Arrested and interviewed, Johnston first claimed the Mercedes had been in his lane so he had “braked heavily but couldn’t avoid a collision.”

In his third and final interview, when statements had been put to him, “he made no comment,” Ms Orr told the court, adding that his guilty plea had been “of considerable solace to the family.”

It was the Crown’s view, she said, that Johnston’s excessive speed brought the case “close to dangerous driving” but that in any event, his past relevant convictions, including careless driving, aggravated the offence.

Defence QC Arthur Harvey said Johnston had expressed genuine remorse but “will have to live with the fact that he killed a fellow human being for the rest of his life,”. He said that during police interviews Johnston had asked for a break “because the face of the deceased was constantly before his mind and he couldn’t concentrate due to the anxiety that was causing him.”

He further revealed that under instruction from an off-duty, pregnant nurse who stopped to help, Johnston and his brother had tried to resuscitate the critically injured Mr Boyd after the defendant himself had called emergency services.

“The narrative of everyone’s life is unique to them,” said Mr Harvey. “Nothing we can do in this court and nothing that the defendant can do will ever repair the damage he caused by what happened that day.”

Jailing Johnston and banning him from driving for five years, Judge Finnegan said he felt he had “no alternative but to impose an immediate custodial sentence.”

Speaking outside the court shortly after the hearing, Mr Boyd’s ex-wife Elizabeth and three of his children, Mark, Laura and Julie, said they were “relieved” at the sentence as “there’s an element of justice to it.”

“If we had left here today and the person drove up the road in front of us it would be very hard to deal with that but at least we know that tonight he is behind bars and there’s some justice,” said Julie, “I’m just so happy that he isn’t walking away today;I don’t think I could cope with that.”

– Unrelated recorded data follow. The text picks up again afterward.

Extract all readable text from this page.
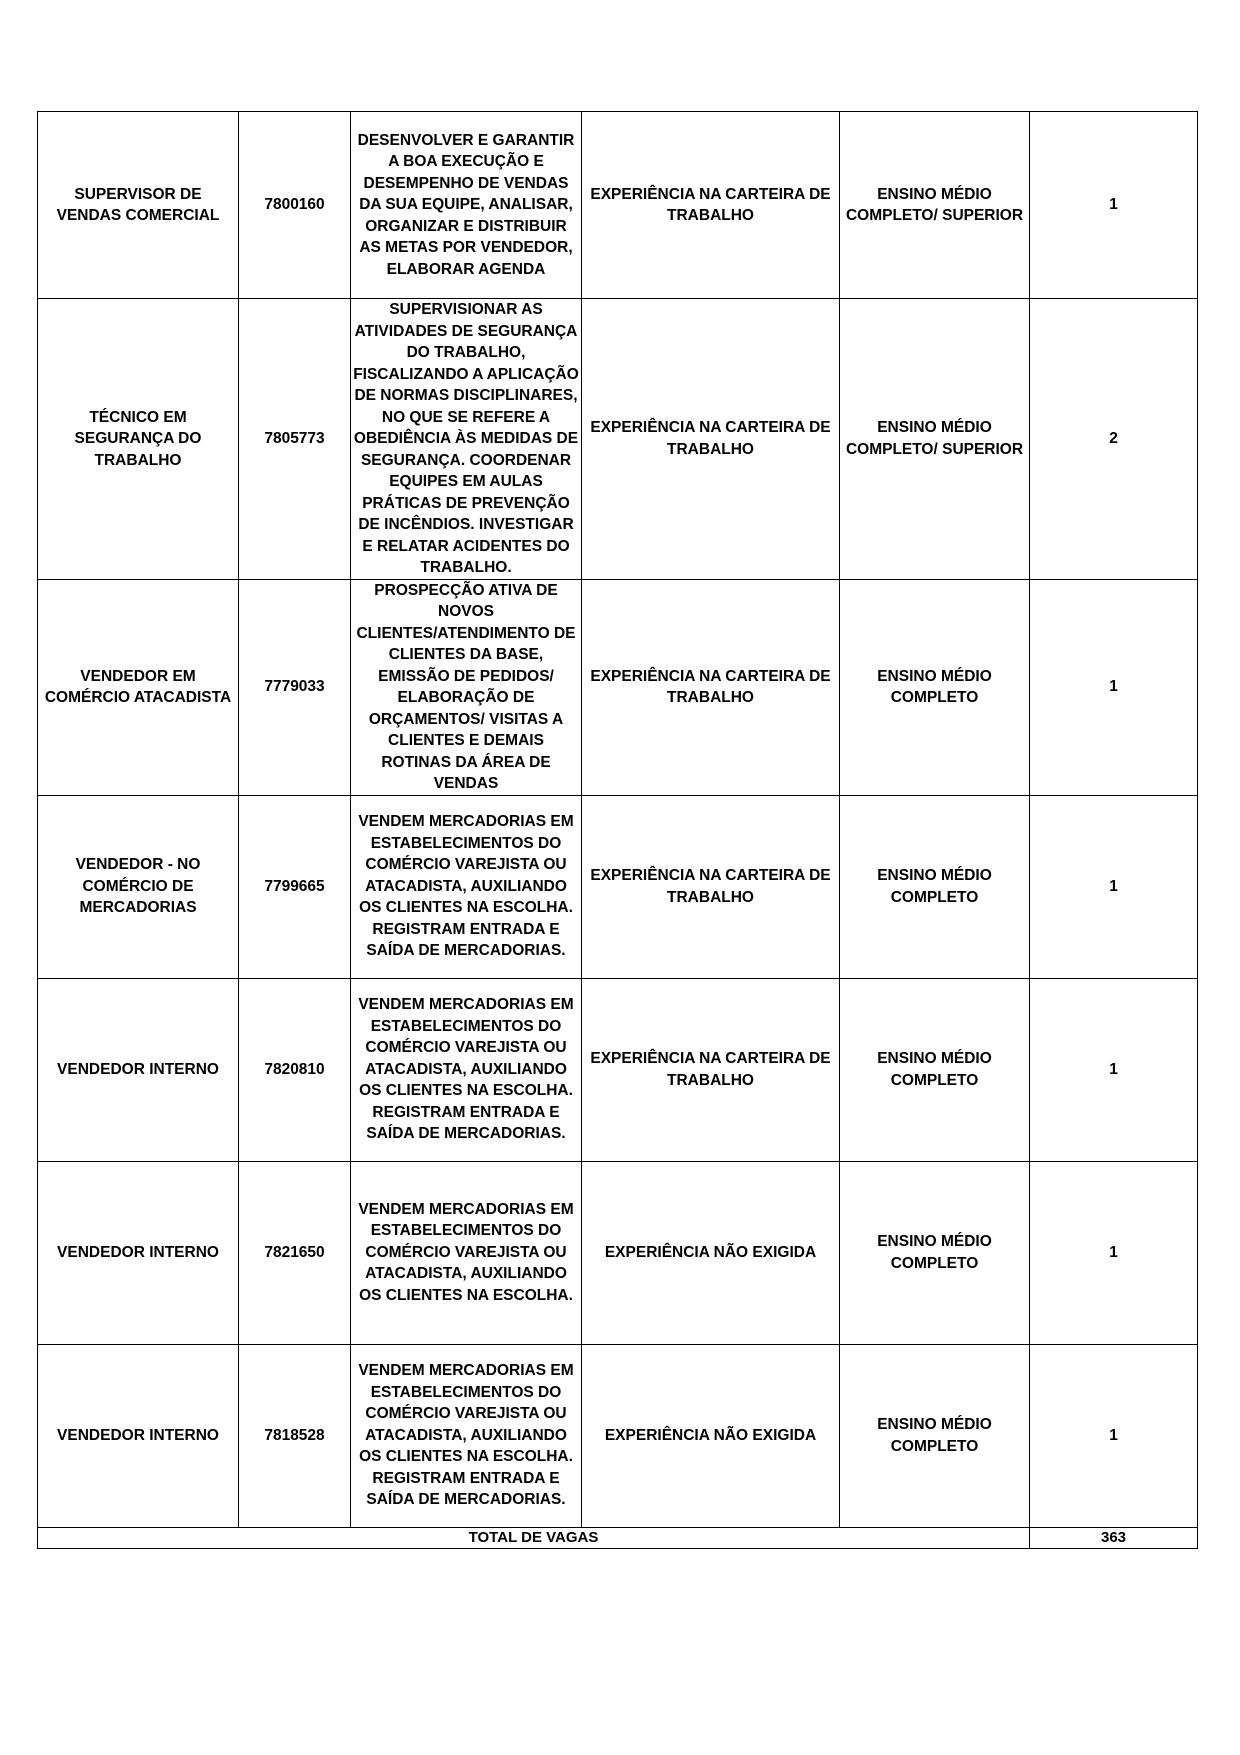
SUPERVISOR DE VENDAS COMERCIAL	7800160	DESENVOLVER E GARANTIR A BOA EXECUÇÃO E DESEMPENHO DE VENDAS DA SUA EQUIPE, ANALISAR, ORGANIZAR E DISTRIBUIR AS METAS POR VENDEDOR, ELABORAR AGENDA	EXPERIÊNCIA NA CARTEIRA DE TRABALHO	ENSINO MÉDIO COMPLETO/ SUPERIOR	1
TÉCNICO EM SEGURANÇA DO TRABALHO	7805773	SUPERVISIONAR AS ATIVIDADES DE SEGURANÇA DO TRABALHO, FISCALIZANDO A APLICAÇÃO DE NORMAS DISCIPLINARES, NO QUE SE REFERE A OBEDIÊNCIA ÀS MEDIDAS DE SEGURANÇA. COORDENAR EQUIPES EM AULAS PRÁTICAS DE PREVENÇÃO DE INCÊNDIOS. INVESTIGAR E RELATAR ACIDENTES DO TRABALHO.	EXPERIÊNCIA NA CARTEIRA DE TRABALHO	ENSINO MÉDIO COMPLETO/ SUPERIOR	2
VENDEDOR EM COMÉRCIO ATACADISTA	7779033	PROSPECÇÃO ATIVA DE NOVOS CLIENTES/ATENDIMENTO DE CLIENTES DA BASE, EMISSÃO DE PEDIDOS/ ELABORAÇÃO DE ORÇAMENTOS/ VISITAS A CLIENTES E DEMAIS ROTINAS DA ÁREA DE VENDAS	EXPERIÊNCIA NA CARTEIRA DE TRABALHO	ENSINO MÉDIO COMPLETO	1
VENDEDOR - NO COMÉRCIO DE MERCADORIAS	7799665	VENDEM MERCADORIAS EM ESTABELECIMENTOS DO COMÉRCIO VAREJISTA OU ATACADISTA, AUXILIANDO OS CLIENTES NA ESCOLHA. REGISTRAM ENTRADA E SAÍDA DE MERCADORIAS.	EXPERIÊNCIA NA CARTEIRA DE TRABALHO	ENSINO MÉDIO COMPLETO	1
VENDEDOR INTERNO	7820810	VENDEM MERCADORIAS EM ESTABELECIMENTOS DO COMÉRCIO VAREJISTA OU ATACADISTA, AUXILIANDO OS CLIENTES NA ESCOLHA. REGISTRAM ENTRADA E SAÍDA DE MERCADORIAS.	EXPERIÊNCIA NA CARTEIRA DE TRABALHO	ENSINO MÉDIO COMPLETO	1
VENDEDOR INTERNO	7821650	VENDEM MERCADORIAS EM ESTABELECIMENTOS DO COMÉRCIO VAREJISTA OU ATACADISTA, AUXILIANDO OS CLIENTES NA ESCOLHA.	EXPERIÊNCIA NÃO EXIGIDA	ENSINO MÉDIO COMPLETO	1
VENDEDOR INTERNO	7818528	VENDEM MERCADORIAS EM ESTABELECIMENTOS DO COMÉRCIO VAREJISTA OU ATACADISTA, AUXILIANDO OS CLIENTES NA ESCOLHA. REGISTRAM ENTRADA E SAÍDA DE MERCADORIAS.	EXPERIÊNCIA NÃO EXIGIDA	ENSINO MÉDIO COMPLETO	1
TOTAL DE VAGAS					363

Asked how they had, in fact, managed to cope, she said: “Coping isn’t even a word I would use.”

“Daddy was a generous man and very funny man,” she added. “He was the go-to person, he was the fixer in the family and he was constantly in contact; there wasn’t a day went by that he wasn’t on the phone.”

If anything good was to come of what they had had to endure, Elizabeth said she wanted other drivers “to think about the long-term implications of driving, not only too fast, but being prepared to stop if necessary. This death was caused at under 40 miles per hour.”